Pourquoi tombe-t-on malade ? Essentiellement par prédisposition génétique, par négligence, par malchance ? Une maladie dont nous pourrions dire sans aucun doute qu'elle est d'origine héréditaire, par exemple, ou encore qu'elle est due à une malencontreuse contagion, n'impliquerait pas notre responsabilité personnelle. En l'occurrence on pourrait nous plaindre, mais pas nous accuser de n'avoir pas su mieux gérer notre santé, désormais perdue. En revanche, contracter une affection que nous aurions pu éviter, ne pas tenir compte de certaines prescriptions hygiéniques et en conséquence tomber malade par notre propre faute, cela implique que nous allons manquer des heures de travail, que nous imposons des désagréments à notre entourage, que nous finissons par entraîner des pertes économiques pour la société si minimes soient-elles dans son contexte général.
Dans cette perspective, une maladie donnée serait comprise comme une possibilité d'enfreindre une obligation communautaire : la maladie comme non-respect d'un devoir social. Alors qu'une maladie attribuée à la malchance pourrait être vue comme une forme de privation du droit légitime de jouir d'une qualité de vie suffisante en proportion de son âge.
Ceci étant, parlant de malchance, nous nous situons encore dans une vision du monde très irrationnelle et en quelque sorte pré-technologique. Car de nos jours, par le truchement de diverses institutions sanitaires, on pourrait blâmer la société de n'avoir pas pris assez de mesures de prévention. Des mesures destinées précisément à garantir le droit à la santé pour chacun, ou plus simplement, dans les termes du slogan bien connu de l'OMS : «la santé pour tous».
Pour aborder cette problématique sous un angle tout différent, rappelons-nous qu'en Allemagne, dans les années 30, les Nazis, à leur arrivée au pouvoir, déclenchent une guerre pas comme les autres. Une guerre notamment contre le cancer, que l'on tente de prévenir par des campagnes d'hygiène publique en partant du principe que même une maladie de ce type pourrait bel et bien résulter d'une vie malsaine. Et sur fond de guerre à la maladie, on voit alors se dérouler une guerre aux causes présumées de cette dernière, comme l'abus d'alcool ou de tabac. Mener une vie saine devient progressivement un devoir sacré pour tous les citoyens. Il s'agit de cultiver la santé, de potentialiser le plus possible sa vitalité, d'éviter les menaces susceptibles de nuire au bon fonctionnement corporel.
Nous connaissons, hélas, les visées d'une telle politique de santé : préparer les citoyens pour une vraie guerre. Préparer les corps à supporter les restrictions alimentaires, la fatigue, le manque de sommeil, les blessures. Préparer l'esprit à affronter l'angoisse, la peur, la souffrance morale. Etre capable de transcender sa propre individualité pour l'intérêt collectif. En d'autres termes, une santé qui n'a plus rien de personnel et que l'on envisage comme un bien commun, une propriété de l'Etat.

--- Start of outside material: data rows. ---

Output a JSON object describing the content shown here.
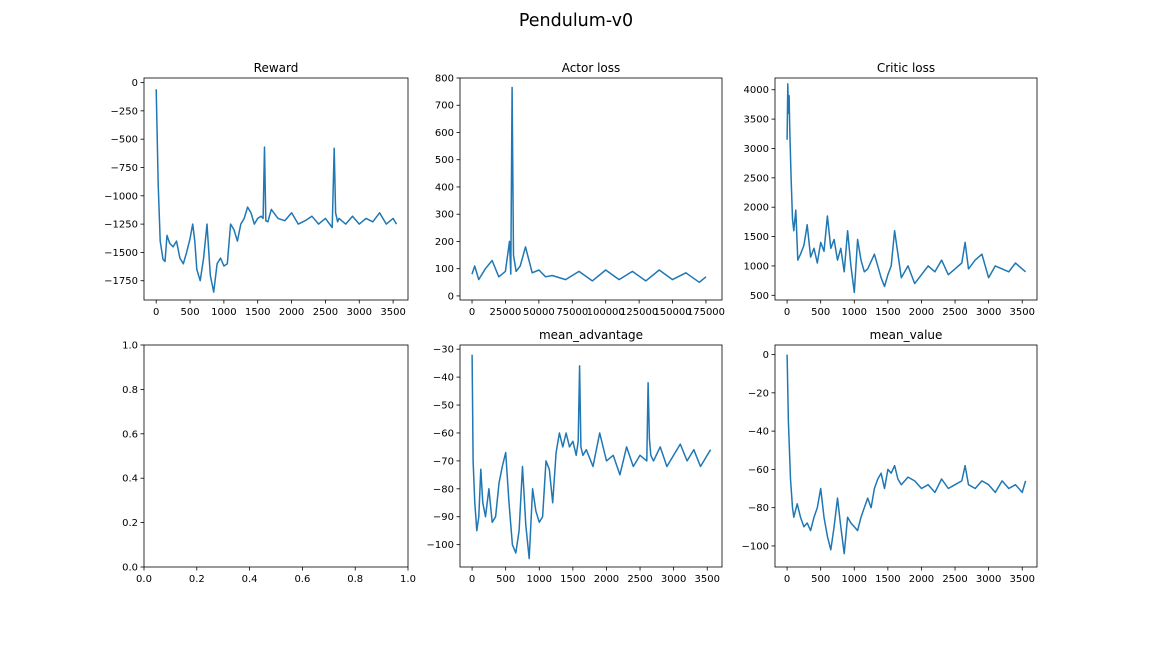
{
  "figure": {
    "suptitle": "Pendulum-v0"
  },
  "series_color": "#1f77b4",
  "chart_data": [
    {
      "id": "reward",
      "type": "line",
      "title": "Reward",
      "xlim": [
        -180,
        3720
      ],
      "ylim": [
        -1920,
        40
      ],
      "xticks": [
        0,
        500,
        1000,
        1500,
        2000,
        2500,
        3000,
        3500
      ],
      "xticklabels": [
        "0",
        "500",
        "1000",
        "1500",
        "2000",
        "2500",
        "3000",
        "3500"
      ],
      "yticks": [
        0,
        -250,
        -500,
        -750,
        -1000,
        -1250,
        -1500,
        -1750
      ],
      "yticklabels": [
        "0",
        "−250",
        "−500",
        "−750",
        "−1000",
        "−1250",
        "−1500",
        "−1750"
      ],
      "x": [
        0,
        30,
        60,
        100,
        130,
        160,
        200,
        250,
        300,
        350,
        400,
        450,
        500,
        540,
        570,
        600,
        650,
        700,
        750,
        800,
        850,
        900,
        950,
        1000,
        1050,
        1100,
        1150,
        1200,
        1250,
        1300,
        1350,
        1400,
        1450,
        1500,
        1550,
        1580,
        1600,
        1620,
        1650,
        1700,
        1800,
        1900,
        2000,
        2100,
        2200,
        2300,
        2400,
        2500,
        2600,
        2630,
        2650,
        2680,
        2700,
        2800,
        2900,
        3000,
        3100,
        3200,
        3300,
        3400,
        3500,
        3550
      ],
      "y": [
        -60,
        -900,
        -1400,
        -1560,
        -1580,
        -1350,
        -1420,
        -1450,
        -1400,
        -1550,
        -1600,
        -1500,
        -1380,
        -1250,
        -1400,
        -1650,
        -1750,
        -1550,
        -1250,
        -1700,
        -1850,
        -1600,
        -1550,
        -1620,
        -1600,
        -1250,
        -1300,
        -1400,
        -1250,
        -1200,
        -1100,
        -1150,
        -1250,
        -1200,
        -1180,
        -1200,
        -570,
        -1220,
        -1230,
        -1120,
        -1200,
        -1220,
        -1150,
        -1250,
        -1220,
        -1180,
        -1250,
        -1200,
        -1280,
        -580,
        -1150,
        -1230,
        -1200,
        -1250,
        -1180,
        -1250,
        -1200,
        -1230,
        -1150,
        -1250,
        -1200,
        -1250
      ]
    },
    {
      "id": "actor-loss",
      "type": "line",
      "title": "Actor loss",
      "xlim": [
        -9000,
        187000
      ],
      "ylim": [
        -15,
        800
      ],
      "xticks": [
        0,
        25000,
        50000,
        75000,
        100000,
        125000,
        150000,
        175000
      ],
      "xticklabels": [
        "0",
        "25000",
        "50000",
        "75000",
        "100000",
        "125000",
        "150000",
        "175000"
      ],
      "yticks": [
        0,
        100,
        200,
        300,
        400,
        500,
        600,
        700,
        800
      ],
      "yticklabels": [
        "0",
        "100",
        "200",
        "300",
        "400",
        "500",
        "600",
        "700",
        "800"
      ],
      "x": [
        0,
        2000,
        5000,
        10000,
        15000,
        20000,
        25000,
        28000,
        29000,
        30000,
        31000,
        33000,
        36000,
        40000,
        45000,
        50000,
        55000,
        60000,
        70000,
        80000,
        90000,
        100000,
        110000,
        120000,
        130000,
        140000,
        150000,
        160000,
        170000,
        175000
      ],
      "y": [
        80,
        110,
        60,
        100,
        130,
        70,
        90,
        200,
        80,
        765,
        150,
        90,
        110,
        180,
        85,
        95,
        70,
        75,
        60,
        90,
        55,
        95,
        60,
        90,
        55,
        95,
        60,
        85,
        50,
        70
      ]
    },
    {
      "id": "critic-loss",
      "type": "line",
      "title": "Critic loss",
      "xlim": [
        -180,
        3720
      ],
      "ylim": [
        420,
        4200
      ],
      "xticks": [
        0,
        500,
        1000,
        1500,
        2000,
        2500,
        3000,
        3500
      ],
      "xticklabels": [
        "0",
        "500",
        "1000",
        "1500",
        "2000",
        "2500",
        "3000",
        "3500"
      ],
      "yticks": [
        500,
        1000,
        1500,
        2000,
        2500,
        3000,
        3500,
        4000
      ],
      "yticklabels": [
        "500",
        "1000",
        "1500",
        "2000",
        "2500",
        "3000",
        "3500",
        "4000"
      ],
      "x": [
        0,
        10,
        20,
        30,
        40,
        60,
        80,
        100,
        130,
        160,
        200,
        250,
        300,
        350,
        400,
        450,
        500,
        550,
        600,
        650,
        700,
        750,
        800,
        850,
        900,
        950,
        1000,
        1050,
        1100,
        1150,
        1200,
        1300,
        1400,
        1450,
        1500,
        1550,
        1600,
        1700,
        1800,
        1900,
        2000,
        2100,
        2200,
        2300,
        2400,
        2500,
        2600,
        2650,
        2700,
        2800,
        2900,
        3000,
        3100,
        3200,
        3300,
        3400,
        3500,
        3550
      ],
      "y": [
        3150,
        4100,
        3600,
        3900,
        3300,
        2500,
        1800,
        1600,
        1950,
        1100,
        1200,
        1350,
        1700,
        1150,
        1300,
        1050,
        1400,
        1250,
        1850,
        1300,
        1450,
        1100,
        1300,
        900,
        1600,
        1000,
        550,
        1450,
        1100,
        900,
        950,
        1200,
        800,
        650,
        850,
        1000,
        1600,
        800,
        1000,
        700,
        850,
        1000,
        900,
        1100,
        850,
        950,
        1050,
        1400,
        950,
        1100,
        1200,
        800,
        1000,
        950,
        900,
        1050,
        950,
        900
      ]
    },
    {
      "id": "empty-axes",
      "type": "line",
      "title": "",
      "xlim": [
        0,
        1
      ],
      "ylim": [
        0,
        1
      ],
      "xticks": [
        0,
        0.2,
        0.4,
        0.6,
        0.8,
        1.0
      ],
      "xticklabels": [
        "0.0",
        "0.2",
        "0.4",
        "0.6",
        "0.8",
        "1.0"
      ],
      "yticks": [
        0,
        0.2,
        0.4,
        0.6,
        0.8,
        1.0
      ],
      "yticklabels": [
        "0.0",
        "0.2",
        "0.4",
        "0.6",
        "0.8",
        "1.0"
      ],
      "x": [],
      "y": []
    },
    {
      "id": "mean-advantage",
      "type": "line",
      "title": "mean_advantage",
      "xlim": [
        -180,
        3720
      ],
      "ylim": [
        -108,
        -28.5
      ],
      "xticks": [
        0,
        500,
        1000,
        1500,
        2000,
        2500,
        3000,
        3500
      ],
      "xticklabels": [
        "0",
        "500",
        "1000",
        "1500",
        "2000",
        "2500",
        "3000",
        "3500"
      ],
      "yticks": [
        -30,
        -40,
        -50,
        -60,
        -70,
        -80,
        -90,
        -100
      ],
      "yticklabels": [
        "−30",
        "−40",
        "−50",
        "−60",
        "−70",
        "−80",
        "−90",
        "−100"
      ],
      "x": [
        0,
        15,
        40,
        70,
        100,
        130,
        160,
        200,
        250,
        300,
        350,
        400,
        450,
        500,
        550,
        600,
        650,
        700,
        750,
        800,
        850,
        900,
        950,
        1000,
        1050,
        1100,
        1150,
        1200,
        1250,
        1300,
        1350,
        1400,
        1450,
        1500,
        1550,
        1580,
        1600,
        1620,
        1650,
        1700,
        1800,
        1900,
        2000,
        2100,
        2200,
        2300,
        2400,
        2500,
        2600,
        2620,
        2640,
        2660,
        2700,
        2800,
        2900,
        3000,
        3100,
        3200,
        3300,
        3400,
        3500,
        3550
      ],
      "y": [
        -32,
        -70,
        -85,
        -95,
        -90,
        -73,
        -85,
        -90,
        -80,
        -92,
        -90,
        -78,
        -72,
        -67,
        -85,
        -100,
        -103,
        -95,
        -72,
        -93,
        -105,
        -80,
        -88,
        -92,
        -90,
        -70,
        -73,
        -85,
        -67,
        -60,
        -65,
        -60,
        -65,
        -63,
        -68,
        -63,
        -36,
        -65,
        -68,
        -66,
        -72,
        -60,
        -70,
        -68,
        -75,
        -65,
        -72,
        -68,
        -70,
        -42,
        -62,
        -68,
        -70,
        -65,
        -72,
        -68,
        -64,
        -70,
        -66,
        -72,
        -68,
        -66
      ]
    },
    {
      "id": "mean-value",
      "type": "line",
      "title": "mean_value",
      "xlim": [
        -180,
        3720
      ],
      "ylim": [
        -111,
        5
      ],
      "xticks": [
        0,
        500,
        1000,
        1500,
        2000,
        2500,
        3000,
        3500
      ],
      "xticklabels": [
        "0",
        "500",
        "1000",
        "1500",
        "2000",
        "2500",
        "3000",
        "3500"
      ],
      "yticks": [
        0,
        -20,
        -40,
        -60,
        -80,
        -100
      ],
      "yticklabels": [
        "0",
        "−20",
        "−40",
        "−60",
        "−80",
        "−100"
      ],
      "x": [
        0,
        20,
        50,
        80,
        100,
        150,
        200,
        250,
        300,
        350,
        400,
        450,
        500,
        550,
        600,
        650,
        700,
        750,
        800,
        850,
        900,
        950,
        1000,
        1050,
        1100,
        1150,
        1200,
        1250,
        1300,
        1350,
        1400,
        1450,
        1500,
        1550,
        1600,
        1650,
        1700,
        1800,
        1900,
        2000,
        2100,
        2200,
        2300,
        2400,
        2500,
        2600,
        2650,
        2700,
        2800,
        2900,
        3000,
        3100,
        3200,
        3300,
        3400,
        3500,
        3550
      ],
      "y": [
        0,
        -35,
        -65,
        -80,
        -85,
        -78,
        -85,
        -90,
        -88,
        -92,
        -85,
        -80,
        -70,
        -85,
        -95,
        -102,
        -90,
        -75,
        -90,
        -104,
        -85,
        -88,
        -90,
        -92,
        -85,
        -80,
        -75,
        -80,
        -70,
        -65,
        -62,
        -70,
        -60,
        -62,
        -58,
        -65,
        -68,
        -64,
        -66,
        -70,
        -68,
        -72,
        -65,
        -70,
        -68,
        -66,
        -58,
        -68,
        -70,
        -66,
        -68,
        -72,
        -66,
        -70,
        -68,
        -72,
        -66
      ]
    }
  ]
}
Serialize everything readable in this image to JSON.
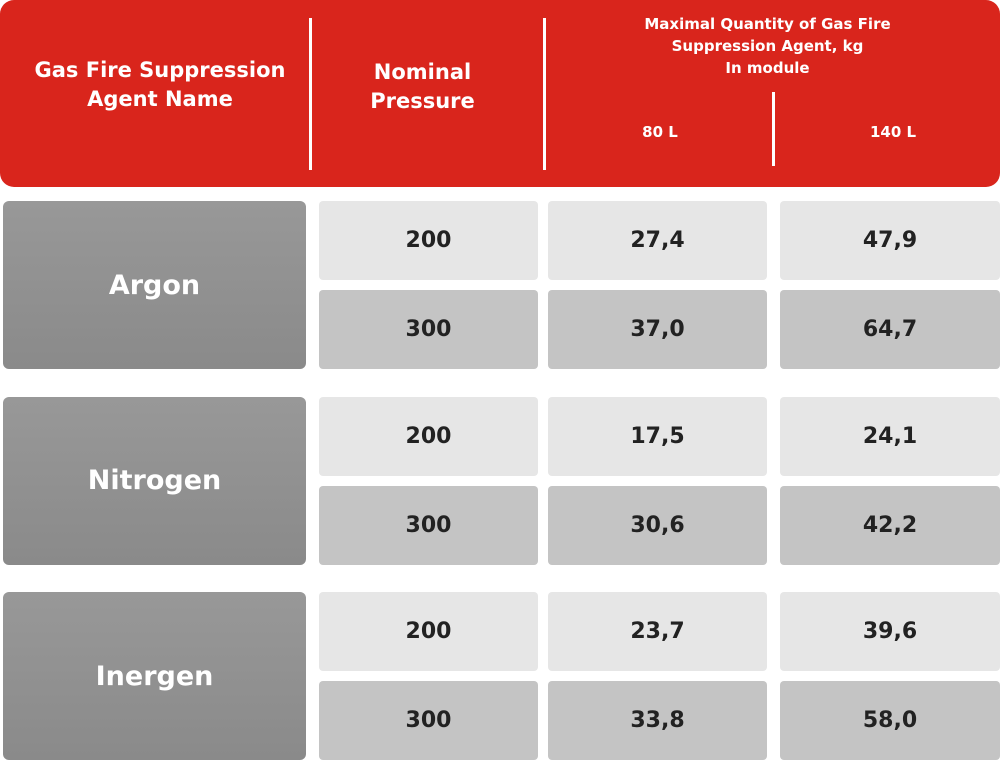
{
  "header": {
    "agent_name": "Gas Fire Suppression Agent Name",
    "nominal_pressure": "Nominal Pressure",
    "max_quantity": "Maximal Quantity of Gas Fire Suppression Agent, kg",
    "module_note": "In module",
    "volumes": [
      "80 L",
      "140 L"
    ]
  },
  "groups": [
    {
      "name": "Argon",
      "rows": [
        [
          "200",
          "27,4",
          "47,9"
        ],
        [
          "300",
          "37,0",
          "64,7"
        ]
      ]
    },
    {
      "name": "Nitrogen",
      "rows": [
        [
          "200",
          "17,5",
          "24,1"
        ],
        [
          "300",
          "30,6",
          "42,2"
        ]
      ]
    },
    {
      "name": "Inergen",
      "rows": [
        [
          "200",
          "23,7",
          "39,6"
        ],
        [
          "300",
          "33,8",
          "58,0"
        ]
      ]
    }
  ]
}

Il est intéressant de noter qu'à la même époque, ou peu s'en faut, de l'autre côté de la barrière, c'est-à-dire dans l'univers marxiste, la tendance du moins théorique est de voir la santé comme un droit plutôt que comme un devoir ; peu importe ici quelle utilisation est faite de ce concept.
Nous pouvons aujourd'hui tirer de tout cela quelques conclusions riches d'enseignement et d'un intérêt indiscutable.
Souvent, dans les campagnes de prévention visant à mettre en garde contre les méfaits du tabac ou de la drogue, alcool compris, nous pouvons donner l'impression d'insister particulièrement sur la notion de santé-devoir. De même lorsque nous focalisons la prévention sur les accidents de la route. Il ne faut pas oublier toutefois qu'à évoquer la notion de devoir on déclenche automatiquement une envie de transgression et de défi vis-à-vis du danger, quel qu'il soit.
Tandis que si nous penchons trop dans l'autre sens, en insistant sur le droit de chacun à gérer sa santé comme bon lui semble, nous risquons non seulement de rendre inefficaces nos campagnes de prévention, mais même de leur faire perdre leur sens.
La santé, ce bien si cher à chacun, est ainsi prise entre le marteau et l'enclume : si on la comprend comme un capital individuel, on peut craindre sa dilapidation, tandis qu'à l'opposé, si on la comprend comme un bien que la communauté nous aurait cédé en gérance, ce que l'on peut craindre, c'est d'être tenté de l'endommager, ne serait-ce que pour affirmer notre indépendance, notre refus des normes. Et cela pourrait nous jouer des tours imprévisibles, qui feraient que le désir de nous débarrasser des contraintes sociales finirait par nuire à notre propre bien-être.